In determining whether the defendant’s conduct is reasonable, the court is to consider:
- the public interest in the matter, and
- whether the material relates to the performance of public functions, and
- the seriousness of any defamatory imputation, and
- whether the material distinguishes between suspicions, allegations and proven facts, and
- whether it was in the public interest to publish the matter expeditiously, and
- the nature of the business environment in which the defendant operates, and
- the integrity of the sources of the information;
- whether the substance of the material is person’s side of the story and, if not, whether a reasonable attempt was made by the defendant to obtain and publish a response from the person, and
- any other steps taken to verify the matter published, and
- any other circumstances that the court considers relevant.
The section provides that a recipient only has an apparent interest in the information on some subject if at the time of the publication in question, the defendant believes on reasonable grounds that the recipient has that interest.
Section 31 provides a defence where the defendant, or an employee or agent of the defendant, or commentator, establishes that:
- the matter was an expression of opinion of the defendant rather than a statement of fact, and
- the opinion related to a matter of public interest, and
- the opinion is based on proper material.
Proper material is that which:
- is substantially true, or
- was published under absolute or qualified privilege, or
- was published in a context that attracted the protection of a defence under this section, or the defence of public documents or fair reporting.

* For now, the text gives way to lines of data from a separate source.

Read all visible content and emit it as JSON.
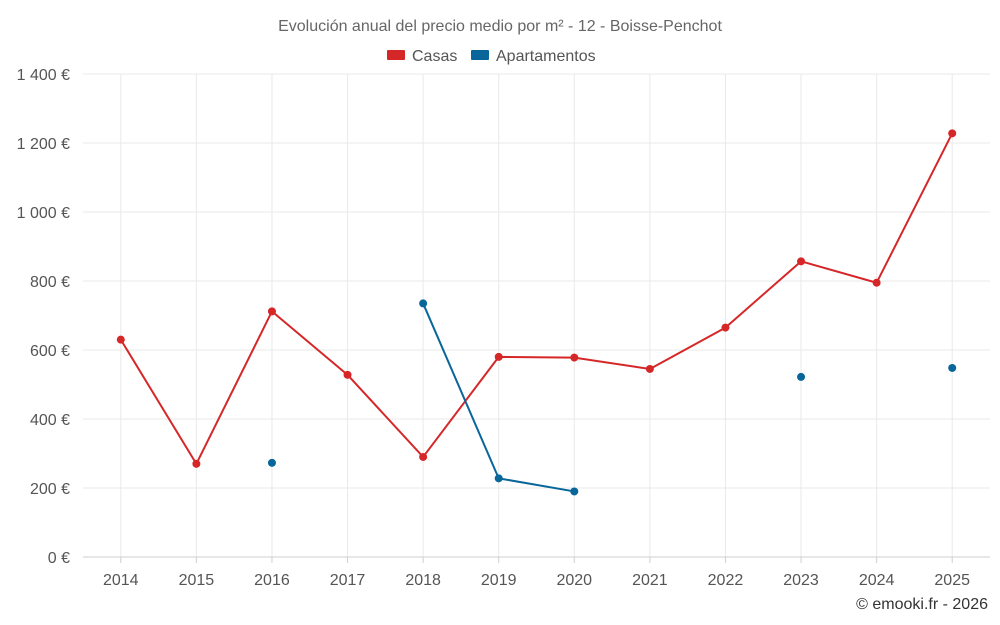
{
  "chart_data": {
    "type": "line",
    "title": "Evolución anual del precio medio por m² - 12 - Boisse-Penchot",
    "categories": [
      "2014",
      "2015",
      "2016",
      "2017",
      "2018",
      "2019",
      "2020",
      "2021",
      "2022",
      "2023",
      "2024",
      "2025"
    ],
    "series": [
      {
        "name": "Casas",
        "color": "#d62728",
        "values": [
          630,
          270,
          712,
          528,
          290,
          580,
          578,
          545,
          665,
          857,
          795,
          1228
        ]
      },
      {
        "name": "Apartamentos",
        "color": "#08669a",
        "values": [
          null,
          null,
          273,
          null,
          735,
          228,
          190,
          null,
          null,
          522,
          null,
          548
        ]
      }
    ],
    "ylim": [
      0,
      1400
    ],
    "yticks": [
      0,
      200,
      400,
      600,
      800,
      1000,
      1200,
      1400
    ],
    "ytick_labels": [
      "0 €",
      "200 €",
      "400 €",
      "600 €",
      "800 €",
      "1 000 €",
      "1 200 €",
      "1 400 €"
    ],
    "xlabel": "",
    "ylabel": "",
    "grid": true,
    "legend_position": "top-center",
    "credit": "© emooki.fr - 2026"
  }
}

The section further states that an opinion does not cease to be based on proper material only because some of the material on which it is based is such if the opinion might reasonably be based on such of the material as is proper material.
A defence of honest opinion is only defeated if the plaintiff proves that: the opinion was not honestly held by the defendant, or any employee or agent or the commentators as the case may be, at the time the defamatory matter was published,
Section 32 makes it a defence where it is proved the defendant:
- published the material merely in the capacity, or as an employee or agent, of a subordinate distributor, and
- neither knew, nor ought reasonably to have known, that the matter was defamatory, and
- lack of knowledge was not due to any negligence on the part of the defendant.
A subordinate distributor is someone who:
- was not the first or primary distributor of the matter, and
- was not the author or originator of the matter, and
- did not have any capacity to exercise editorial control over the content of the material or publication thereof before it was first published.
The section provides that a person is not the first or primary distributor merely because he or she was involved in the capacity of a:
- bookseller, newsagent or news-vendor, or
- librarian, or
- wholesaler or retailer of the matter, or
- provider of postal or similar services by means of which the matter is published, or
- broadcaster of a live programme,
Or the provider of services consisting of the:
- processing, copying, distributing or selling of any electronic medium, or
- operation of, or the provision of any equipment, system or service, by means of which the matter is retrieved, copied, distributed or made available in electronic form, or
Or an operator of, or a provider of access to, a communications system by means of which the matter is transmitted, over whom the operator or provider has no effective control, or
Or a person who, on the instructions or at the direction of another person, prints or produces, reprints or reproduces or distributes the matter for or on behalf of that other person.
And finally, section 33 provides a defence where the defendant proves that the circumstances of publication were such that the plaintiff was unlikely to sustain any harm.